Wander AG
- Company type: Private limited company
- Industry: Food
- Founded: 1865
- Founder: Georg Wander
- Fate: Sold off in 2002.
- Headquarters: Neuenegg, Switzerland
- Number of locations: 1
- Key people: Georg Wander, and Albert Wander.
- Products: Ovomaltine, and Isostar.
- Number of employees: 300
- Parent: Associated British Foods
- Website: http://www.wander.ch/

= Wander AG =

Swiss food company

Wander AG (officially: "WANDER AG") is a food producer that is owned by Associated British Foods and is based in Neuenegg (Canton of Bern, Switzerland). The company employs about 300 people in Switzerland. Its most well-known products are Ovomaltine and Isostar.

==History==

Aerial view (1946)

In 1865 Georg Wander opened a "chemical-technical and analytical" laboratory in the old town of Bern. His son Albert Wander, took over the company in 1897. In 1904, the production of the malt beverage Ovomaltine was started.

In 1913, the first Ovomaltine production facility outside of Switzerland was built in Kings Langley, UK.

In 1927 the Swiss production site was moved from Bern to Neuenegg.
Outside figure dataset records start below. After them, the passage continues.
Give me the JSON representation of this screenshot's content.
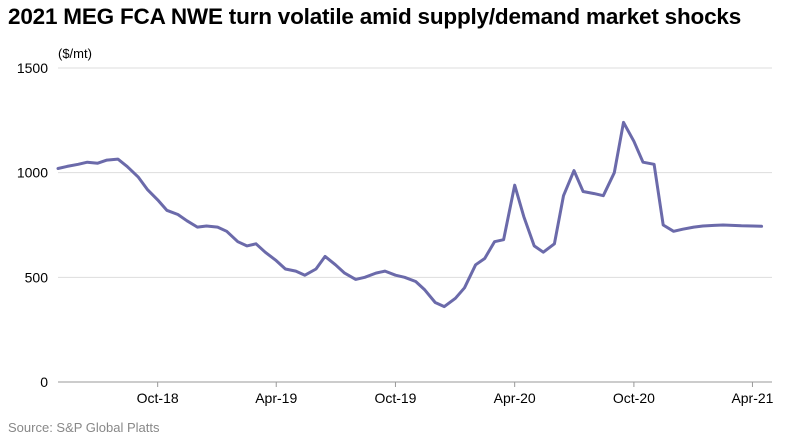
{
  "header": {
    "title": "2021 MEG FCA NWE turn volatile amid supply/demand market shocks",
    "unit": "($/mt)"
  },
  "footer": {
    "source": "Source: S&P Global Platts"
  },
  "colors": {
    "line": "#6b6aaa",
    "grid": "#dddddd",
    "axis": "#999999"
  },
  "chart_data": {
    "type": "line",
    "title": "2021 MEG FCA NWE turn volatile amid supply/demand market shocks",
    "ylabel": "($/mt)",
    "xlabel": "",
    "ylim": [
      0,
      1500
    ],
    "yticks": [
      0,
      500,
      1000,
      1500
    ],
    "grid": "horizontal",
    "x_tick_labels": [
      "Oct-18",
      "Apr-19",
      "Oct-19",
      "Apr-20",
      "Oct-20",
      "Apr-21"
    ],
    "x_tick_dates": [
      "2018-10",
      "2019-04",
      "2019-10",
      "2020-04",
      "2020-10",
      "2021-04"
    ],
    "x": [
      "2018-05-01",
      "2018-05-15",
      "2018-06-01",
      "2018-06-15",
      "2018-07-01",
      "2018-07-15",
      "2018-08-01",
      "2018-08-15",
      "2018-09-01",
      "2018-09-15",
      "2018-10-01",
      "2018-10-15",
      "2018-11-01",
      "2018-11-15",
      "2018-12-01",
      "2018-12-15",
      "2019-01-01",
      "2019-01-15",
      "2019-02-01",
      "2019-02-15",
      "2019-03-01",
      "2019-03-15",
      "2019-04-01",
      "2019-04-15",
      "2019-05-01",
      "2019-05-15",
      "2019-06-01",
      "2019-06-15",
      "2019-07-01",
      "2019-07-15",
      "2019-08-01",
      "2019-08-15",
      "2019-09-01",
      "2019-09-15",
      "2019-10-01",
      "2019-10-15",
      "2019-11-01",
      "2019-11-15",
      "2019-12-01",
      "2019-12-15",
      "2020-01-01",
      "2020-01-15",
      "2020-02-01",
      "2020-02-15",
      "2020-03-01",
      "2020-03-15",
      "2020-04-01",
      "2020-04-15",
      "2020-05-01",
      "2020-05-15",
      "2020-06-01",
      "2020-06-15",
      "2020-07-01",
      "2020-07-15",
      "2020-08-01",
      "2020-08-15",
      "2020-09-01",
      "2020-09-15",
      "2020-10-01",
      "2020-10-15",
      "2020-11-01",
      "2020-11-15",
      "2020-12-01",
      "2020-12-15",
      "2021-01-01",
      "2021-01-15",
      "2021-02-01",
      "2021-02-15",
      "2021-03-01",
      "2021-03-15",
      "2021-04-01",
      "2021-04-15"
    ],
    "series": [
      {
        "values": [
          1020,
          1030,
          1040,
          1050,
          1045,
          1060,
          1065,
          1030,
          980,
          920,
          870,
          820,
          800,
          770,
          740,
          745,
          740,
          720,
          670,
          650,
          660,
          620,
          580,
          540,
          530,
          510,
          540,
          600,
          560,
          520,
          490,
          500,
          520,
          530,
          510,
          500,
          480,
          440,
          380,
          360,
          400,
          450,
          560,
          590,
          670,
          680,
          940,
          790,
          650,
          620,
          660,
          890,
          1010,
          910,
          900,
          890,
          1000,
          1240,
          1150,
          1050,
          1040,
          750,
          720,
          730,
          740,
          745,
          748,
          750,
          748,
          746,
          745,
          744
        ]
      }
    ]
  }
}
Wander AG was taken over by Sandoz in 1967 and, in 1996, the merger of Sandoz and Ciba-Geigy led to the creation of Novartis. Novartis sold Wander AG to Associated British Foods in 2002.

==Products==
In addition to Ovomaltine products, Wander AG also manufactures the first isotonic drink on the market, Isostar, as well as the chocolate beverage powder Caotina, the nutritional supplement Jemalt.